"The Artificial Nigger" is a short story by Flannery O'Connor. It was published in 1955 in her short story collection A Good Man Is Hard to Find. The title refers to statues popular in the Jim Crow-era Southern United States, depicting grotesque minstrelsy characters. Like most of her other works, the story reflects O'Connor's Roman Catholic beliefs and acts as a parable.

Plot summary 
Mr. Head and his orphaned ten-year-old grandson, Nelson, live in the Georgia countryside. Mr Head is taking Nelson to visit Atlanta for the first time since Nelson's birth. Nelson is sure he will enjoy the city, but his grandfather tells him that he is naive, and pokes fun at him during their early-morning train ride into town, when Nelson sees a Black person for the first time.

After seeing some impressive buildings and shops, Mr. Head shows Nelson the less-impressive side of the city; Nelson claims that they lead to Hell. They get lost, and walk through a predominantly Black section of town. Not wanting to ask anyone there for directions, Mr. Head finally acquiesces to Nelson's requests and allows the boy to ask a Black woman for directions. She suggests they take the street car back to the train station, but they do not know how to get on it.  The situation is embarrassing for both Nelson and his grandfather.

They continue walking, but remain lost. Taking a short rest, Nelson falls asleep.  When he wakes up, he has lost sight of his grandfather. Panicking, he races down the street and runs into an older woman, knocking her down. When the gathering crowd demands to know who is responsible for the boy, Mr. Head denies knowing him. Nelson feels betrayed and loses respect for the grandfather.

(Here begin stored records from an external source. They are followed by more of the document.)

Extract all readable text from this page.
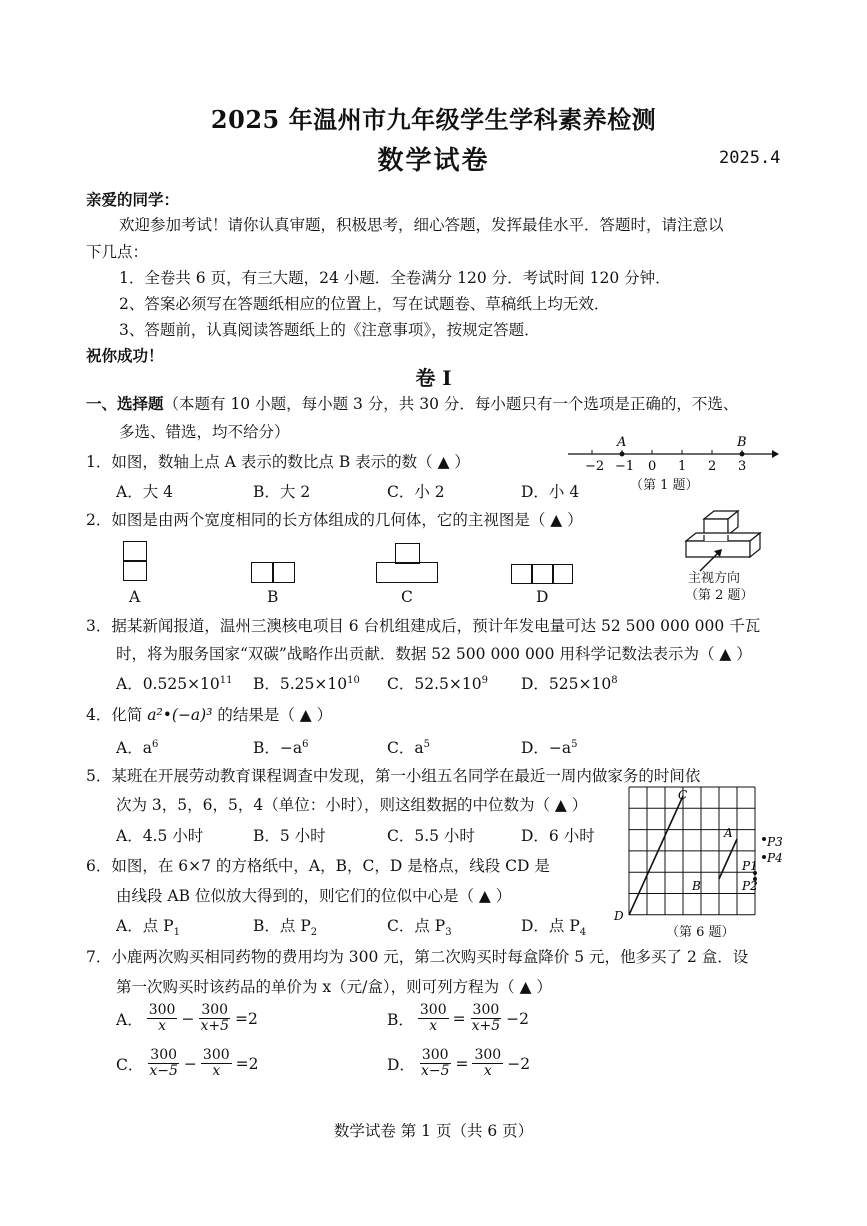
2025 年温州市九年级学生学科素养检测
数学试卷	2025.4
亲爱的同学：
欢迎参加考试！请你认真审题，积极思考，细心答题，发挥最佳水平．答题时，请注意以
下几点：
1．全卷共 6 页，有三大题，24 小题．全卷满分 120 分．考试时间 120 分钟．
2、答案必须写在答题纸相应的位置上，写在试题卷、草稿纸上均无效．
3、答题前，认真阅读答题纸上的《注意事项》，按规定答题．
祝你成功！
卷 I
一、选择题（本题有 10 小题，每小题 3 分，共 30 分．每小题只有一个选项是正确的，不选、
多选、错选，均不给分）
1．如图，数轴上点 A 表示的数比点 B 表示的数（ ▲ ）
A．大 4	B．大 2	C．小 2	D．小 4
−2 −1 0 1 2 3
A	B
（第 1 题）
2．如图是由两个宽度相同的长方体组成的几何体，它的主视图是（ ▲ ）
A	B	C	D
主视方向
（第 2 题）
3．据某新闻报道，温州三澳核电项目 6 台机组建成后，预计年发电量可达 52 500 000 000 千瓦
时，将为服务国家“双碳”战略作出贡献．数据 52 500 000 000 用科学记数法表示为（ ▲ ）
A．$0.525\times 10^{11}$ B．$5.25\times 10^{10}$ C．$52.5\times 10^9$ D．$525\times 10^8$
4．化简 a²•(−a)³ 的结果是（ ▲ ）
A．$a^6$	B．$-a^6$	C．$a^5$	D．$-a^5$
5．某班在开展劳动教育课程调查中发现，第一小组五名同学在最近一周内做家务的时间依
次为 3，5，6，5，4（单位：小时），则这组数据的中位数为（ ▲ ）
A．4.5 小时	B．5 小时	C．5.5 小时	D．6 小时
6．如图，在 6×7 的方格纸中，A，B，C，D 是格点，线段 CD 是
由线段 AB 位似放大得到的，则它们的位似中心是（ ▲ ）
A．点 $P_1$	B．点 $P_2$	C．点 $P_3$	D．点 $P_4$
C
D
A
B
P1
P2
P3
P4
（第 6 题）
7．小鹿两次购买相同药物的费用均为 300 元，第二次购买时每盒降价 5 元，他多买了 2 盒．设
第一次购买时该药品的单价为 x（元/盒），则可列方程为（ ▲ ）
A． $\frac{300}{x} - \frac{300}{x+5} =2$	B． $\frac{300}{x} = \frac{300}{x+5} -2$
C． $\frac{300}{x-5} - \frac{300}{x} =2$	D． $\frac{300}{x-5} = \frac{300}{x} -2$
数学试卷 第 1 页（共 6 页）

Eventually, they end up in a wealthy suburb, which seems strangely deserted.  Finally, they encounter a man walking his dogs, who points them to the nearest train station. Along the way there, they pass a plaster cast of a Black figure with a watermelon adorning a lawn fence from which the story gets its title. Mr. Head says "They ain't got enough real ones here. They got to have an artificial one." As they stand together gaping at the "Artificial Nigger," both man and boy experience a redemptive epiphany as they simultaneously recognize in the figurine a symbol of human suffering and the imputed mercy that comes from such suffering. The story ends with them leaving the city and, after getting off the train, standing at their whistle stop in a mild state of shock. Mr. Head experiences again this mysterious divine mercy, which "covered his pride like a flame and consumed it", and Nelson says, "I'm glad I've went once, but I'll never go back again!"